HISTOIRE: CASSAM UTEEM (Ile Maurice)
Le fauteuil de président à
Maurice ? Encore aujourd’hui, Cassam Uteem se demande s’il n’est pas
"damné". Plus de douze ans après l’avoir quitté avec fracas, il
remarque que, depuis l’indépendance, aucun de ses occupants n’est allé jusqu’au
terme de son mandat. "Nous avons tous démissionné !" note-t-il sans
colère aucune, et même avec une pointe d’amusement.
Lui, c’était en
février 2002. Élu en 1992 (au suffrage indirect, par les parlementaires,
comme le veut la Constitution), Uteem a claqué la porte après dix années de
service pour protester contre la promulgation d’une loi antiterroriste qu’il
trouvait liberticide. C’était à la suite des attentats du 11 Septembre, et
le gouvernement était, selon lui, prêt à brader une partie de sa souveraineté
au nom de la lutte contre "les forces du Mal".
Mais ce qui l’a exaspéré
par-dessus tout, c’est de ne pas avoir été entendu. "Le président n’a pas
beaucoup de pouvoirs. Il est une sorte de recours. Mais il a tout de même son
mot à dire sur les lois qui sont votées. Pas cette fois-ci…" se
souvient-il.
L’homme est ainsi. Tout en
onctuosité, tout en rondeur, mais pas du genre à transiger sur ses valeurs.
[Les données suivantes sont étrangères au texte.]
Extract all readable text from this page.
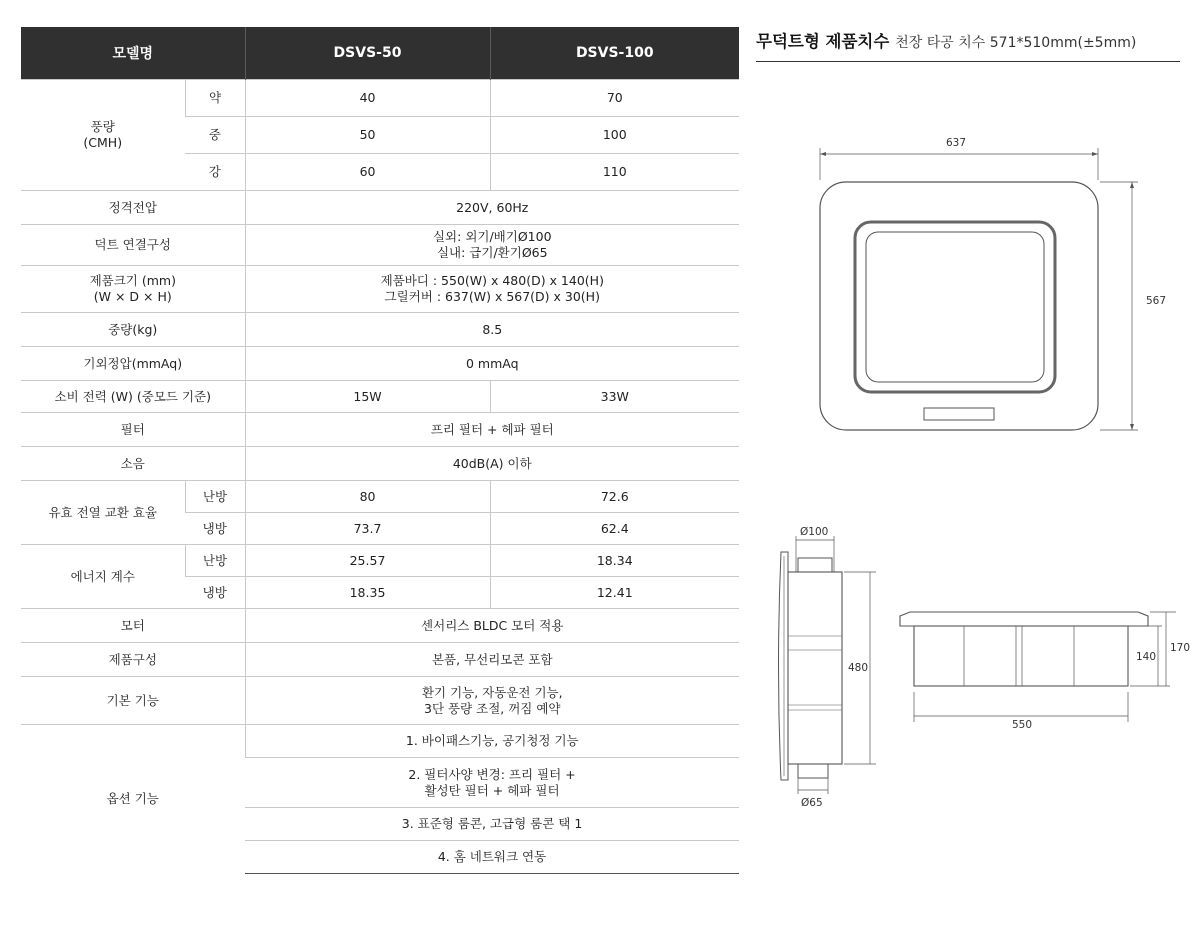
모델명		DSVS-50	DSVS-100
풍량
(CMH)	약	40	70
	중	50	100
	강	60	110
정격전압		220V, 60Hz	
덕트 연결구성		실외: 외기/배기Ø100
실내: 급기/환기Ø65	
제품크기 (mm)
(W × D × H)		제품바디 : 550(W) x 480(D) x 140(H)
그릴커버 : 637(W) x 567(D) x 30(H)	
중량(kg)		8.5	
기외정압(mmAq)		0 mmAq	
소비 전력 (W) (중모드 기준)		15W	33W
필터		프리 필터 + 헤파 필터	
소음		40dB(A) 이하	
유효 전열 교환 효율	난방	80	72.6
	냉방	73.7	62.4
에너지 계수	난방	25.57	18.34
	냉방	18.35	12.41
모터		센서리스 BLDC 모터 적용	
제품구성		본품, 무선리모콘 포함	
기본 기능		환기 기능, 자동운전 기능,
3단 풍량 조절, 꺼짐 예약	
옵션 기능		1. 바이패스기능, 공기청정 기능	
		2. 필터사양 변경: 프리 필터 +
활성탄 필터 + 헤파 필터	
		3. 표준형 룸콘, 고급형 룸콘 택 1	
		4. 홈 네트워크 연동	
무덕트형 제품치수 천장 타공 치수 571*510mm(±5mm)
637
567
Ø100
Ø65
480
550
140
170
En
1969, alors jeune militant, il avait quitté son parti après avoir pris position
contre ses dirigeants, auprès desquels on lui demandait de s’excuser.
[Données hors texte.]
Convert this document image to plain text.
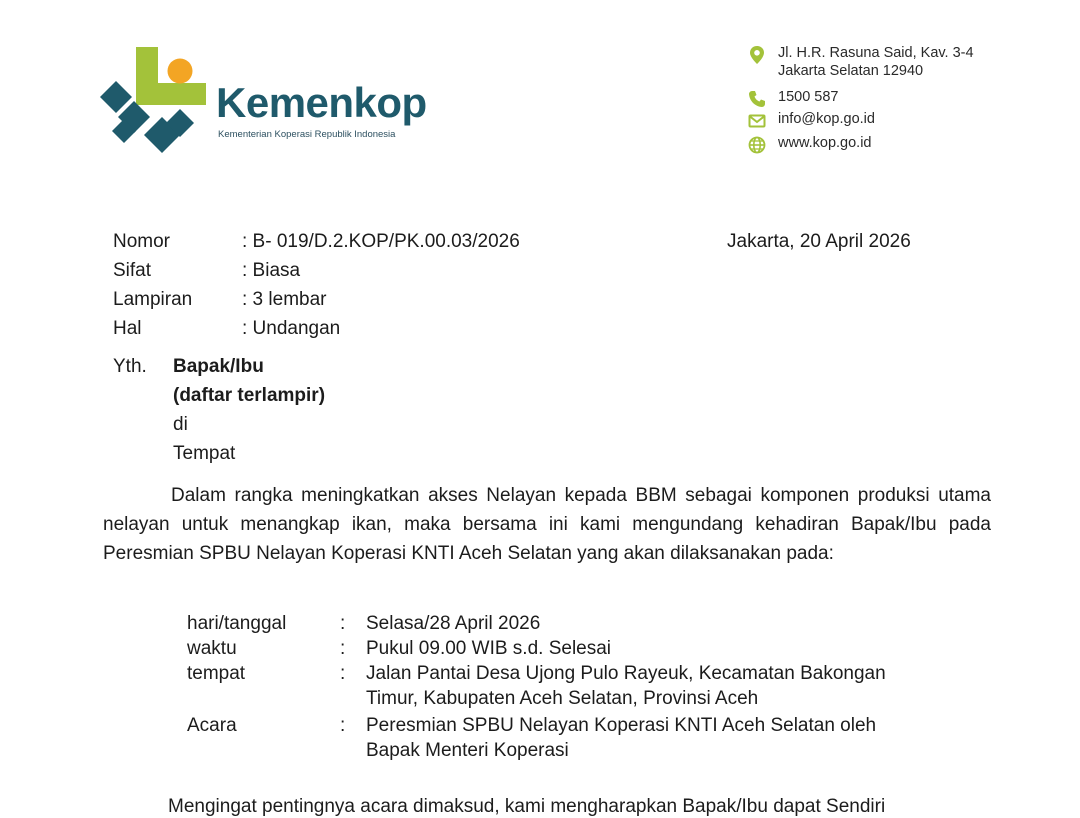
Kemenkop
Kementerian Koperasi Republik Indonesia
Jl. H.R. Rasuna Said, Kav. 3-4
Jakarta Selatan 12940
1500 587
info@kop.go.id
www.kop.go.id
Nomor	: B- 019/D.2.KOP/PK.00.03/2026
Sifat	: Biasa
Lampiran	: 3 lembar
Hal	: Undangan
Jakarta, 20 April 2026
Yth. Bapak/Ibu
(daftar terlampir)
di
Tempat
Dalam rangka meningkatkan akses Nelayan kepada BBM sebagai komponen produksi utama nelayan untuk menangkap ikan, maka bersama ini kami mengundang kehadiran Bapak/Ibu pada Peresmian SPBU Nelayan Koperasi KNTI Aceh Selatan yang akan dilaksanakan pada:
hari/tanggal	: Selasa/28 April 2026
waktu	: Pukul 09.00 WIB s.d. Selesai
tempat	: Jalan Pantai Desa Ujong Pulo Rayeuk, Kecamatan Bakongan Timur, Kabupaten Aceh Selatan, Provinsi Aceh
Acara	: Peresmian SPBU Nelayan Koperasi KNTI Aceh Selatan oleh Bapak Menteri Koperasi
Mengingat pentingnya acara dimaksud, kami mengharapkan Bapak/Ibu dapat Sendiri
Depuis son dernier coup d’éclat,
début 2002, cette figure de la communauté musulmane du pays, qui lutta pour
l’indépendance dans les années 1960 et fut l’un des leaders du Mouvement
militant mauricien (MMM) de Paul Bérenger au début des années 1970, puis
successivement député, ministre et maire de Port Louis, n’a pas eu le temps de
s’ennuyer.
Il a joué les médiateurs au nom
de la Global Leadership Foundation, qui rassemble d’anciens présidents. Il a
intégré le fameux Club de Madrid, organisation visant à promouvoir la
démocratie qui compte parmi ses membres 95 ex-chefs d’État et de
gouvernement. Il a rejoint le comité international d’ATD Quart Monde,
ONG qui lutte contre l’extrême pauvreté.
Et, depuis la disparition de l’un
de ses fils, foudroyé par une crise cardiaque il y a sept ans, il s’occupe de
la fondation Oomar Uteem Charitable Trust, qui oeuvre pour l’éducation à la
santé. Il continue aussi de se battre en faveur des droits de l’homme, du droit
des Chagossiens à retrouver leur terre, et pour ce que l’on appelle sur l’île
la "mauricianité", autrement dit le sentiment d’appartenir à une même
nation.
Ignoré du Premier ministre
Sur le plan politique, en
revanche, c’est morne plaine. À 73 ans, Cassam Uteem n’a plus
d’ambitions électorales. Et si on le consulte sur l’évolution du pays, ce n’est
que de manière occasionnelle et officieuse. "Le Premier ministre
m’ignore", regrette-t-il. Uteem a bien tenté, à plusieurs reprises, de
mettre Navin Rangoolam en relation avec des chefs d’État étrangers, mais
"il ne souhaite pas que je joue un rôle", confie-t-il.
Descendant de laboureurs venus
d’Inde, l’ancien président ne manque pourtant pas d’idées sur le
communautarisme – "un danger" – ou sur la réforme
électorale. Et il jouit toujours d’une belle réputation. "C’est un sage,
estime Lindley Couronne, un militant des droits de l’homme. Tout le monde se
souvient que, lors des émeutes ethniques de 1999, il a su calmer les
choses."
Peut-être pourra-t-il se consoler
avec l’ascension de son fils. Le système politique mauricien est ainsi fait que
l’on retrouve toujours les mêmes noms au fil des générations. Ramgoolam,
Jugnauth, Duval… Chez les Uteem, c’est Reza, 43 ans, député et cadre du
MMM, qui assure la relève. Un journaliste du quotidien mauricien L’Express qui
l’interviewait en 2011 disait de lui qu’"on lui donnerait le bon Dieu sans
confession". Un héritage de son père, très certainement.